PLoS ONE (Jan 2024)

A real-world test of artificial intelligence infiltration of a university examinations system: A "Turing Test" case study.

  • Peter Scarfe,
  • Kelly Watcham,
  • Alasdair Clarke,
  • Etienne Roesch

DOI
https://doi.org/10.1371/journal.pone.0305354
Journal volume & issue
Vol. 19, no. 6
p. e0305354

Abstract

Read online

The recent rise in artificial intelligence systems, such as ChatGPT, poses a fundamental problem for the educational sector. In universities and schools, many forms of assessment, such as coursework, are completed without invigilation. Therefore, students could hand in work as their own which is in fact completed by AI. Since the COVID pandemic, the sector has additionally accelerated its reliance on unsupervised 'take home exams'. If students cheat using AI and this is undetected, the integrity of the way in which students are assessed is threatened.

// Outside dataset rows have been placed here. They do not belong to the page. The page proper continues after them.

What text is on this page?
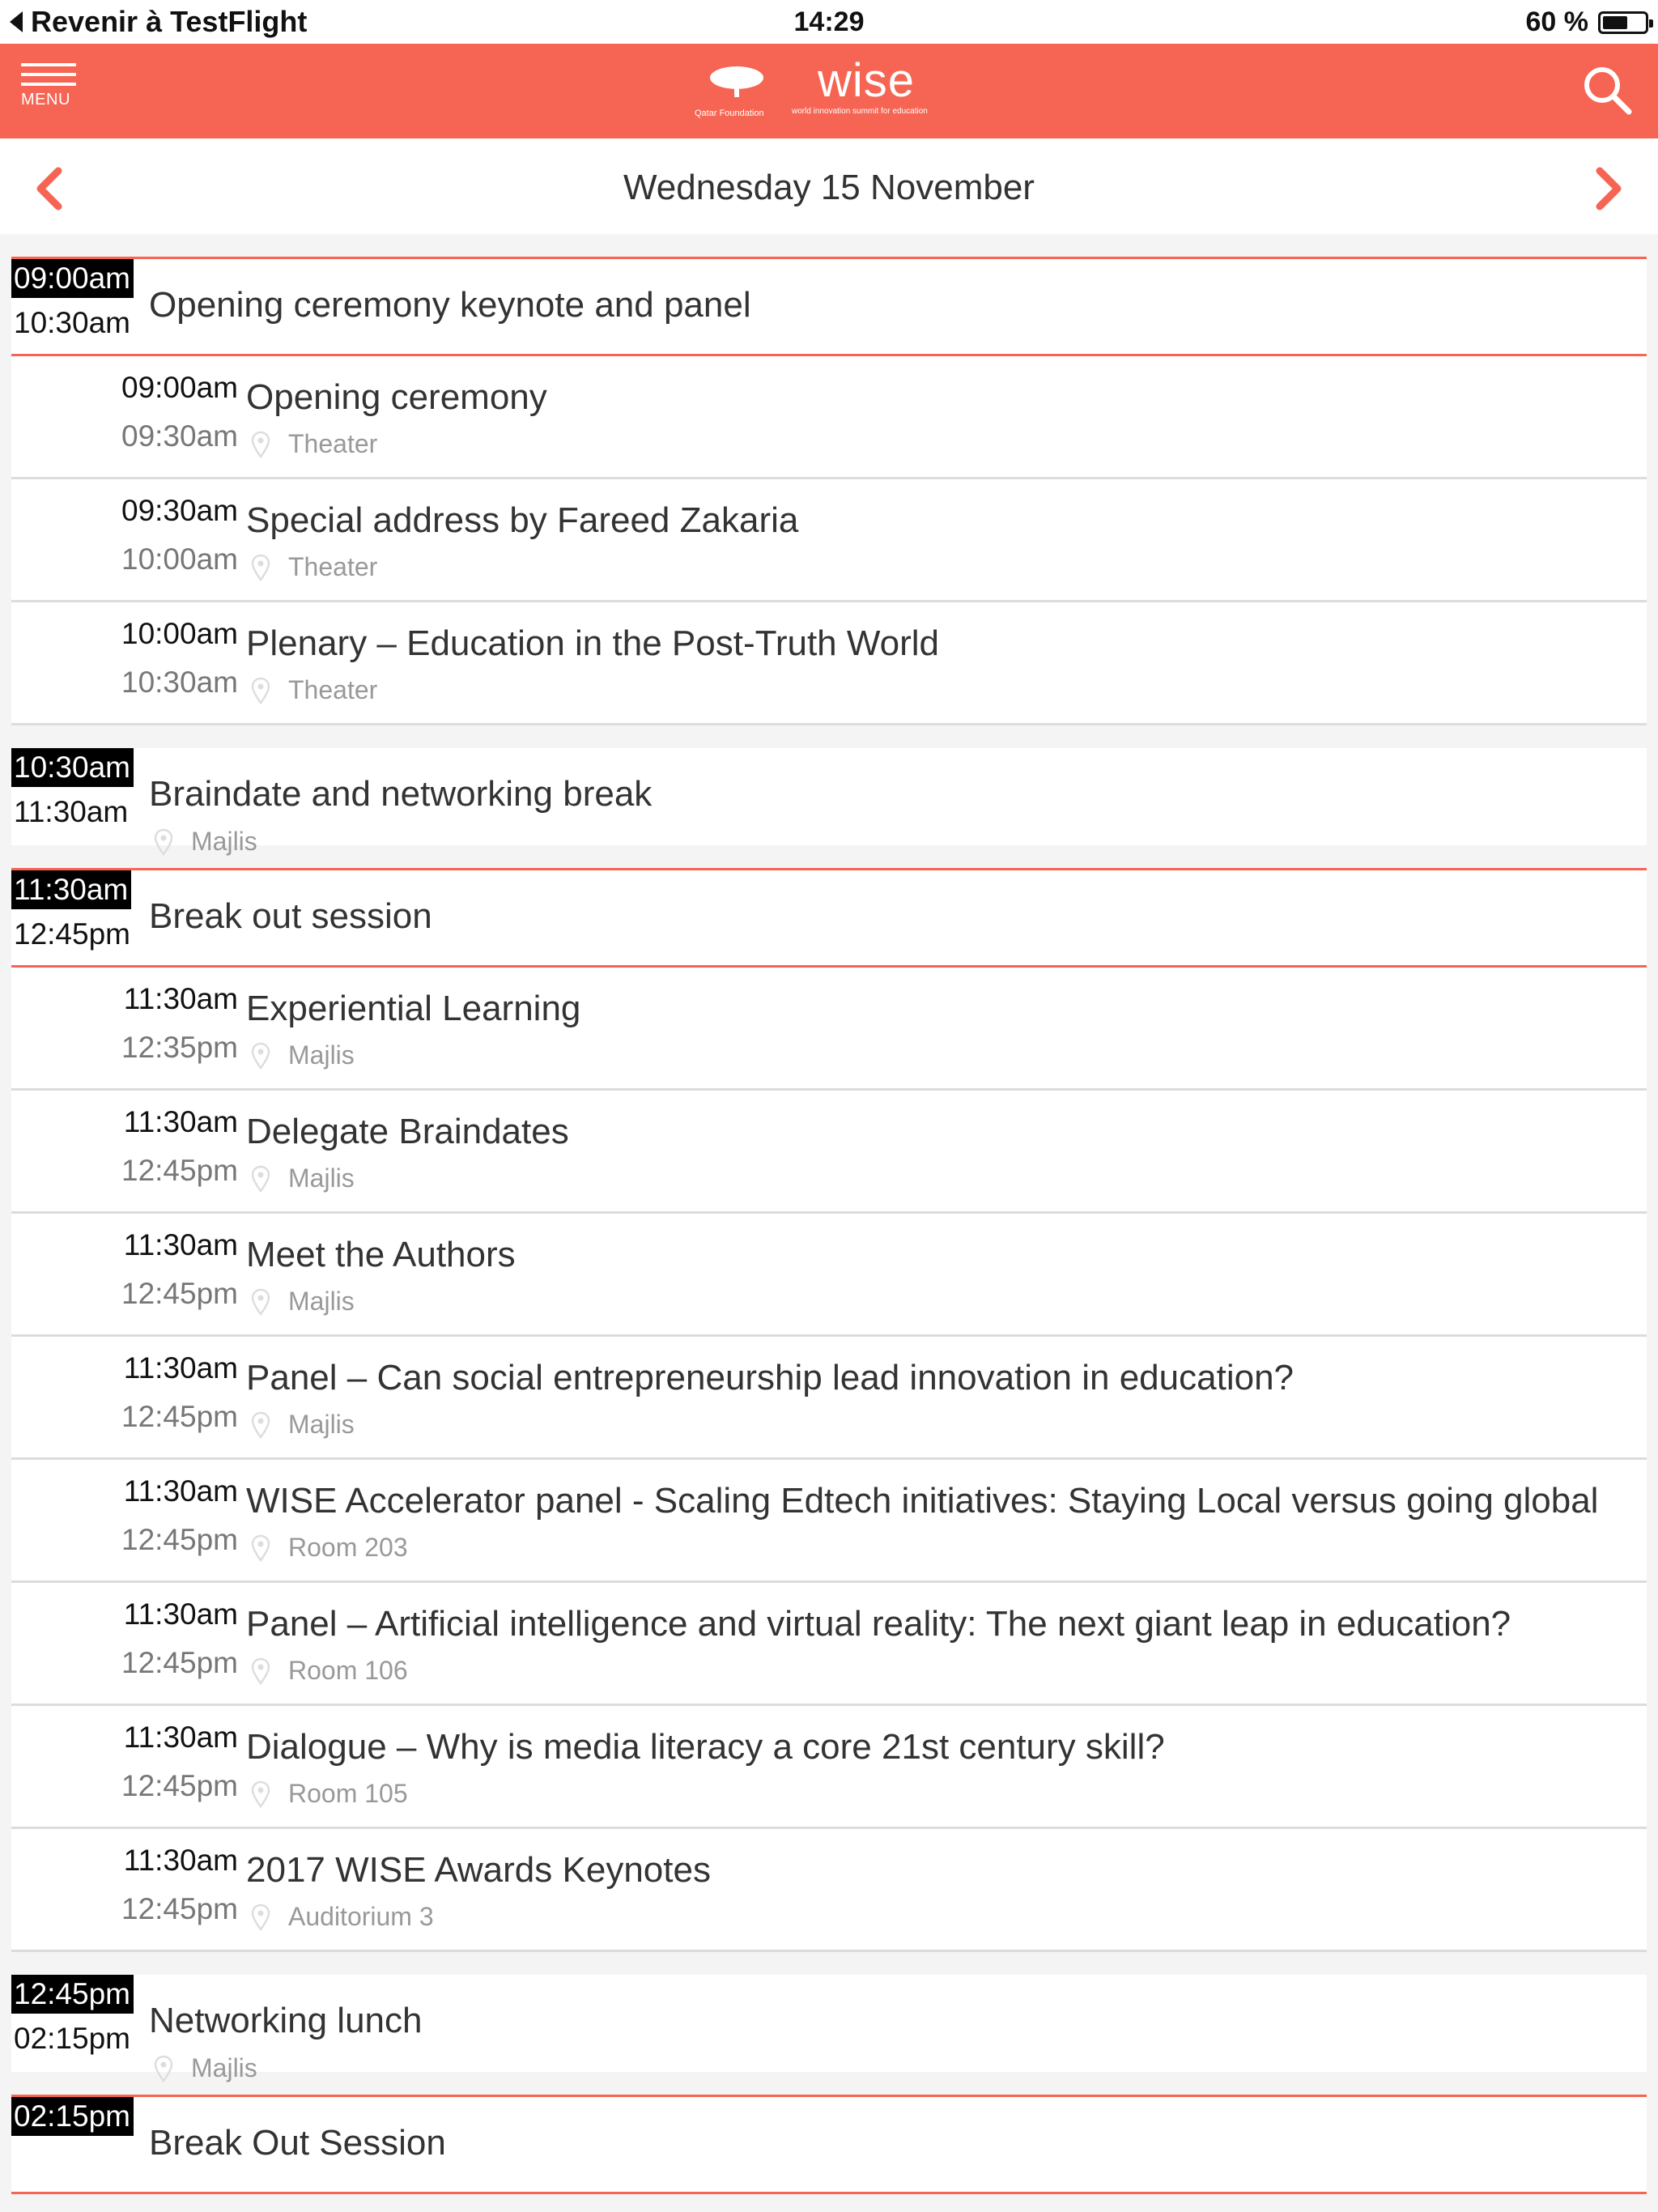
Revenir à TestFlight	14:29	60 %
MENU
Qatar Foundation
wise
world innovation summit for education
Wednesday 15 November
09:00am
10:30am Opening ceremony keynote and panel
09:00am
09:30am
Opening ceremony
Theater
09:30am
10:00am
Special address by Fareed Zakaria
Theater
10:00am
10:30am
Plenary – Education in the Post-Truth World
Theater
10:30am
11:30am Braindate and networking break
Majlis
11:30am
12:45pm Break out session
11:30am
12:35pm
Experiential Learning
Majlis
11:30am
12:45pm
Delegate Braindates
Majlis
11:30am
12:45pm
Meet the Authors
Majlis
11:30am
12:45pm
Panel – Can social entrepreneurship lead innovation in education?
Majlis
11:30am
12:45pm
WISE Accelerator panel - Scaling Edtech initiatives: Staying Local versus going global
Room 203
11:30am
12:45pm
Panel – Artificial intelligence and virtual reality: The next giant leap in education?
Room 106
11:30am
12:45pm
Dialogue – Why is media literacy a core 21st century skill?
Room 105
11:30am
12:45pm
2017 WISE Awards Keynotes
Auditorium 3
12:45pm
02:15pm Networking lunch
Majlis
02:15pm
Break Out Session
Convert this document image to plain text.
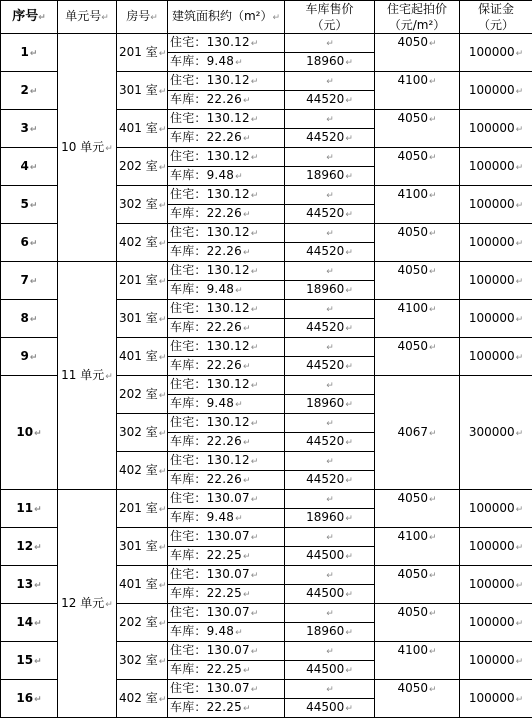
序号↵	单元号↵	房号↵	建筑面积约（m²）↵	车库售价
（元）	住宅起拍价
（元/m²）	保证金
（元）

1↵	10 单元↵	201 室↵	住宅：130.12↵	↵	4050↵	100000↵
			车库：9.48↵	18960↵		
2↵		301 室↵	住宅：130.12↵	↵	4100↵	100000↵
			车库：22.26↵	44520↵		
3↵		401 室↵	住宅：130.12↵	↵	4050↵	100000↵
			车库：22.26↵	44520↵		
4↵		202 室↵	住宅：130.12↵	↵	4050↵	100000↵
			车库：9.48↵	18960↵		
5↵		302 室↵	住宅：130.12↵	↵	4100↵	100000↵
			车库：22.26↵	44520↵		
6↵		402 室↵	住宅：130.12↵	↵	4050↵	100000↵
			车库：22.26↵	44520↵		
7↵	11 单元↵	201 室↵	住宅：130.12↵	↵	4050↵	100000↵
			车库：9.48↵	18960↵		
8↵		301 室↵	住宅：130.12↵	↵	4100↵	100000↵
			车库：22.26↵	44520↵		
9↵		401 室↵	住宅：130.12↵	↵	4050↵	100000↵
			车库：22.26↵	44520↵		
10↵		202 室↵	住宅：130.12↵	↵	4067↵	300000↵
			车库：9.48↵	18960↵		
		302 室↵	住宅：130.12↵	↵		
			车库：22.26↵	44520↵		
		402 室↵	住宅：130.12↵	↵		
			车库：22.26↵	44520↵		
11↵	12 单元↵	201 室↵	住宅：130.07↵	↵	4050↵	100000↵
			车库：9.48↵	18960↵		
12↵		301 室↵	住宅：130.07↵	↵	4100↵	100000↵
			车库：22.25↵	44500↵		
13↵		401 室↵	住宅：130.07↵	↵	4050↵	100000↵
			车库：22.25↵	44500↵		
14↵		202 室↵	住宅：130.07↵	↵	4050↵	100000↵
			车库：9.48↵	18960↵		
15↵		302 室↵	住宅：130.07↵	↵	4100↵	100000↵
			车库：22.25↵	44500↵		
16↵		402 室↵	住宅：130.07↵	↵	4050↵	100000↵
			车库：22.25↵	44500↵		
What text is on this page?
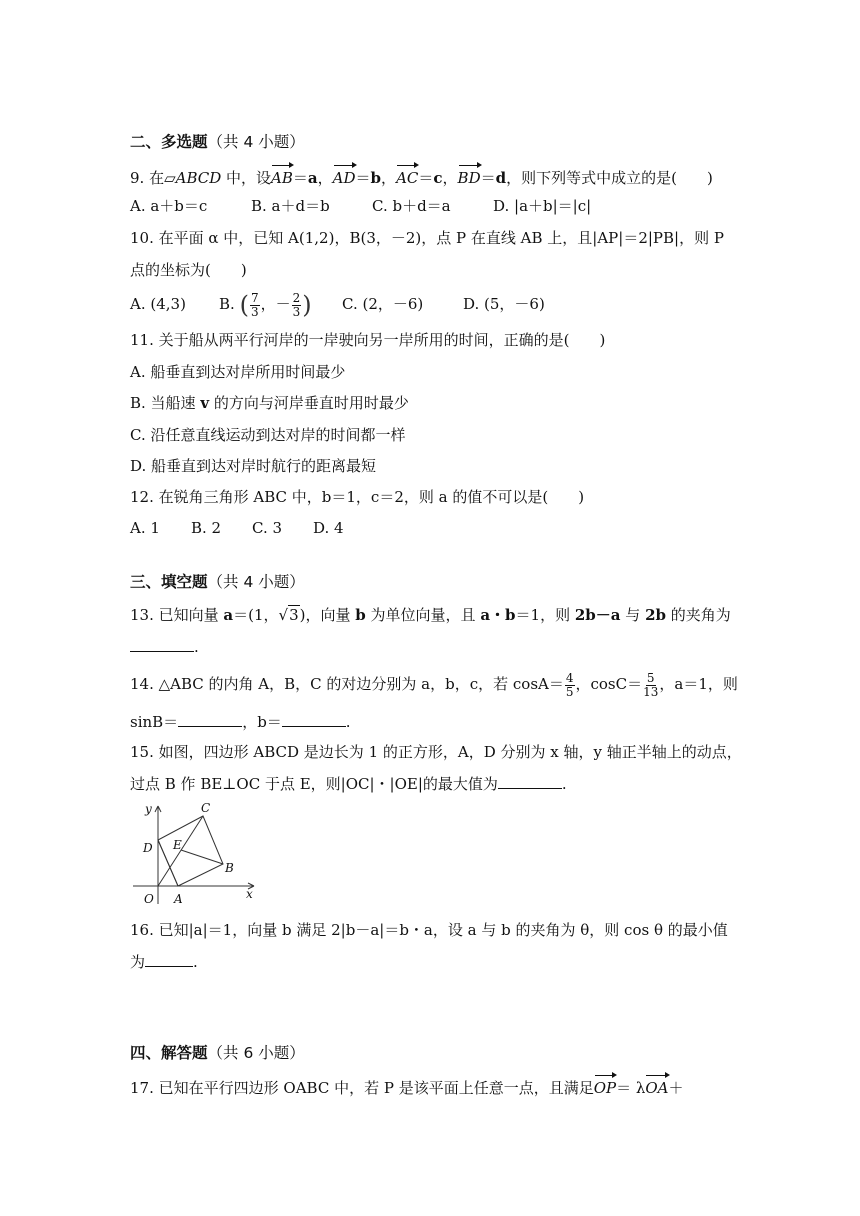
二、多选题（共 4 小题）
9. 在▱ABCD 中，设AB＝a，AD＝b，AC＝c，BD＝d，则下列等式中成立的是(　　)
A. a＋b＝c	B. a＋d＝b	C. b＋d＝a	D. |a＋b|＝|c|
10. 在平面 α 中，已知 A(1,2)，B(3，－2)，点 P 在直线 AB 上，且|AP|＝2|PB|，则 P
点的坐标为(　　)
A. (4,3) B. ( $\frac{7}{3}$ ，－ $\frac{2}{3}$ ) C. (2，－6)	D. (5，－6)
11. 关于船从两平行河岸的一岸驶向另一岸所用的时间，正确的是(　　)
A. 船垂直到达对岸所用时间最少
B. 当船速 v 的方向与河岸垂直时用时最少
C. 沿任意直线运动到达对岸的时间都一样
D. 船垂直到达对岸时航行的距离最短
12. 在锐角三角形 ABC 中，b＝1，c＝2，则 a 的值不可以是(　　)
A. 1 B. 2 C. 3 D. 4
三、填空题（共 4 小题）
13. 已知向量 a＝(1，√3)，向量 b 为单位向量，且 a・b＝1，则 2b－a 与 2b 的夹角为
.
14. △ABC 的内角 A，B，C 的对边分别为 a，b，c，若 $\cos A= \frac{4}{5}$ ，$\cos C= \frac{5}{13}$ ，a＝1，则
sinB＝	，b＝	.
15. 如图，四边形 ABCD 是边长为 1 的正方形，A，D 分别为 x 轴，y 轴正半轴上的动点，
过点 B 作 BE⊥OC 于点 E，则|OC|・|OE|的最大值为	.
y
x
O A
B
C
D E
16. 已知|a|＝1，向量 b 满足 2|b－a|＝b・a，设 a 与 b 的夹角为 θ，则 cos θ 的最小值
为	.
四、解答题（共 6 小题）
17. 已知在平行四边形 OABC 中，若 P 是该平面上任意一点，且满足OP＝ λOA＋
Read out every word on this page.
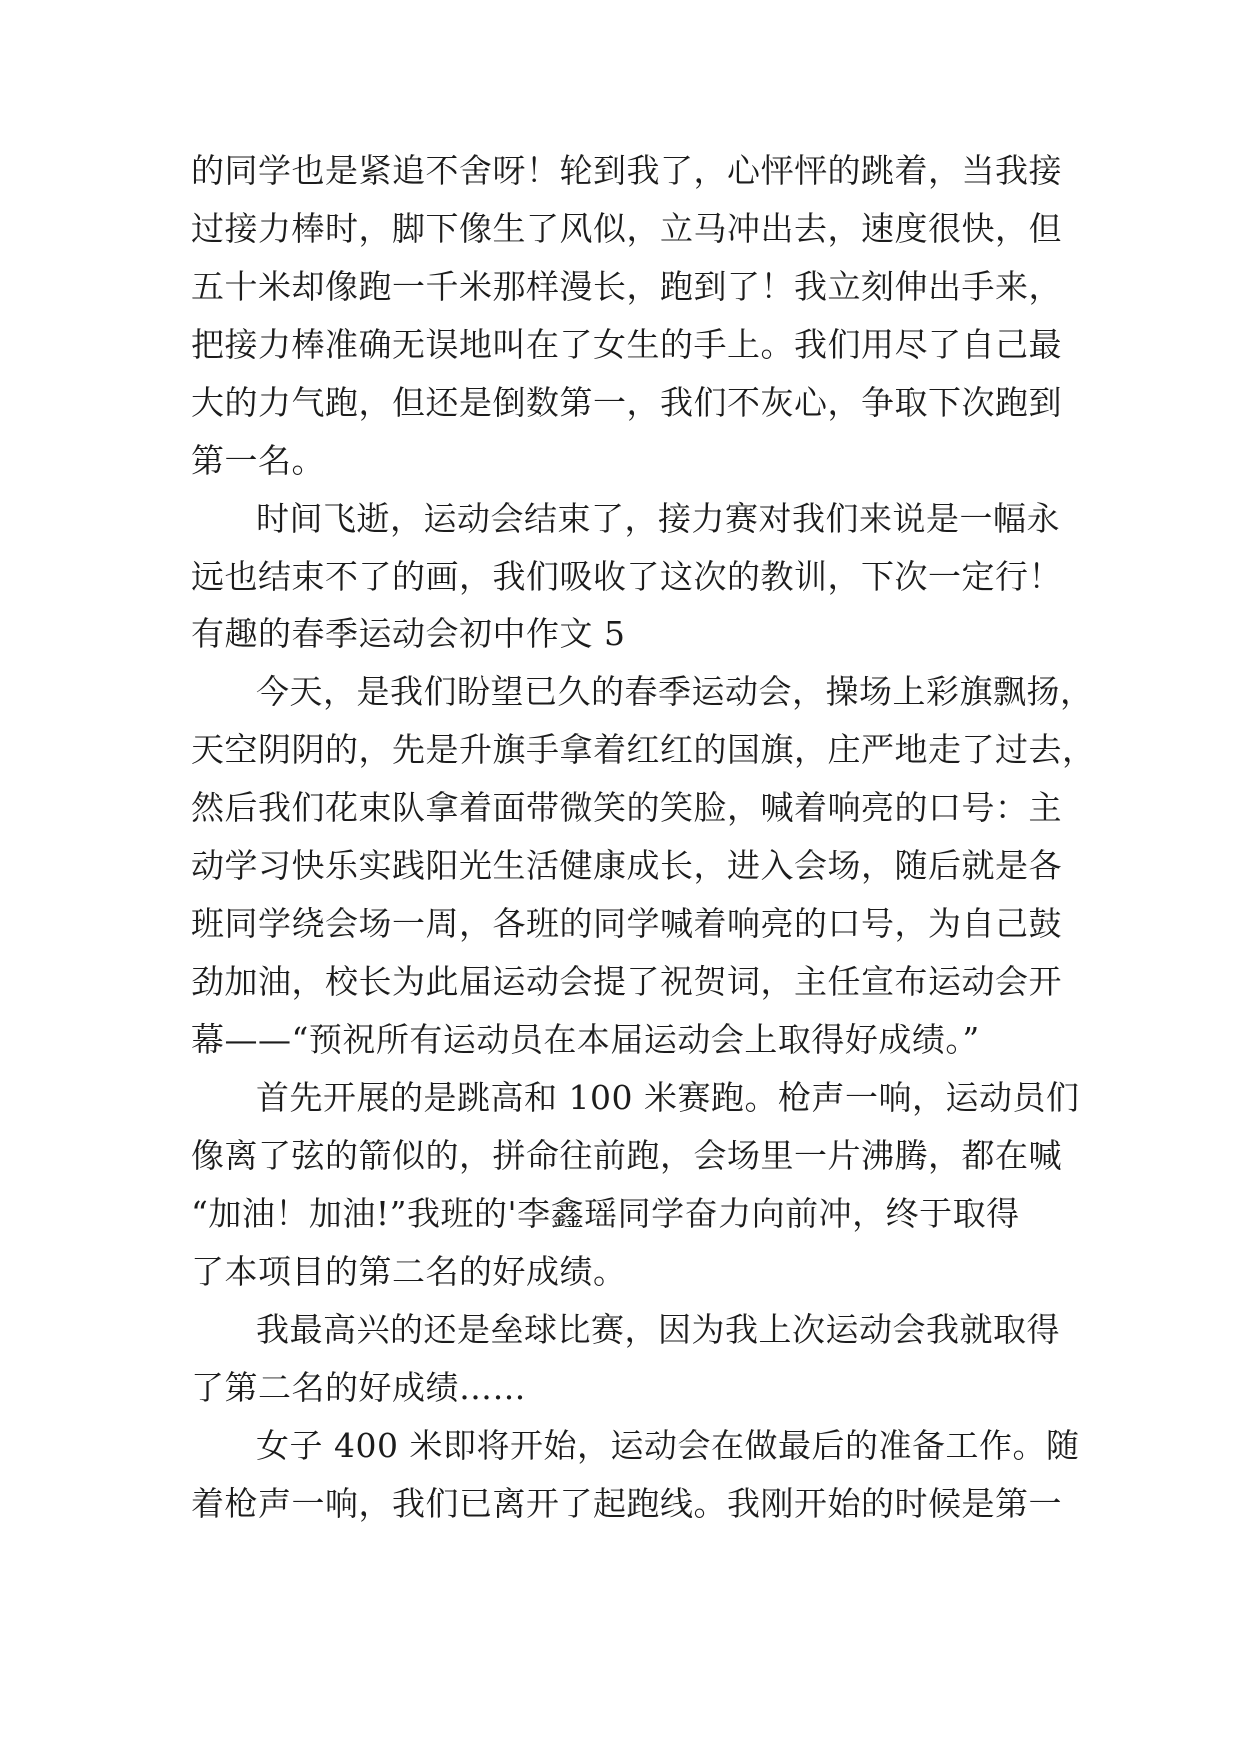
的同学也是紧追不舍呀！轮到我了，心怦怦的跳着，当我接
过接力棒时，脚下像生了风似，立马冲出去，速度很快，但
五十米却像跑一千米那样漫长，跑到了！我立刻伸出手来，
把接力棒准确无误地叫在了女生的手上。我们用尽了自己最
大的力气跑，但还是倒数第一，我们不灰心，争取下次跑到
第一名。
时间飞逝，运动会结束了，接力赛对我们来说是一幅永
远也结束不了的画，我们吸收了这次的教训，下次一定行！
有趣的春季运动会初中作文 5
今天，是我们盼望已久的春季运动会，操场上彩旗飘扬，
天空阴阴的，先是升旗手拿着红红的国旗，庄严地走了过去，
然后我们花束队拿着面带微笑的笑脸，喊着响亮的口号：主
动学习快乐实践阳光生活健康成长，进入会场，随后就是各
班同学绕会场一周，各班的同学喊着响亮的口号，为自己鼓
劲加油，校长为此届运动会提了祝贺词，主任宣布运动会开
幕——“预祝所有运动员在本届运动会上取得好成绩。”
首先开展的是跳高和 100 米赛跑。枪声一响，运动员们
像离了弦的箭似的，拼命往前跑，会场里一片沸腾，都在喊
“加油！加油!”我班的'李鑫瑶同学奋力向前冲，终于取得
了本项目的第二名的好成绩。
我最高兴的还是垒球比赛，因为我上次运动会我就取得
了第二名的好成绩……
女子 400 米即将开始，运动会在做最后的准备工作。随
着枪声一响，我们已离开了起跑线。我刚开始的时候是第一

We report a rigorous, blind study in which we injected 100% AI written submissions into the examinations system in five undergraduate modules, across all years of study, for a BSc degree in Psychology at a reputable UK university. We found that 94% of our AI submissions were undetected. The grades awarded to our AI submissions were on average half a grade boundary higher than that achieved by real students. Across modules there was an 83.4% chance that the AI submissions on a module would outperform a random selection of the same number of real student submissions.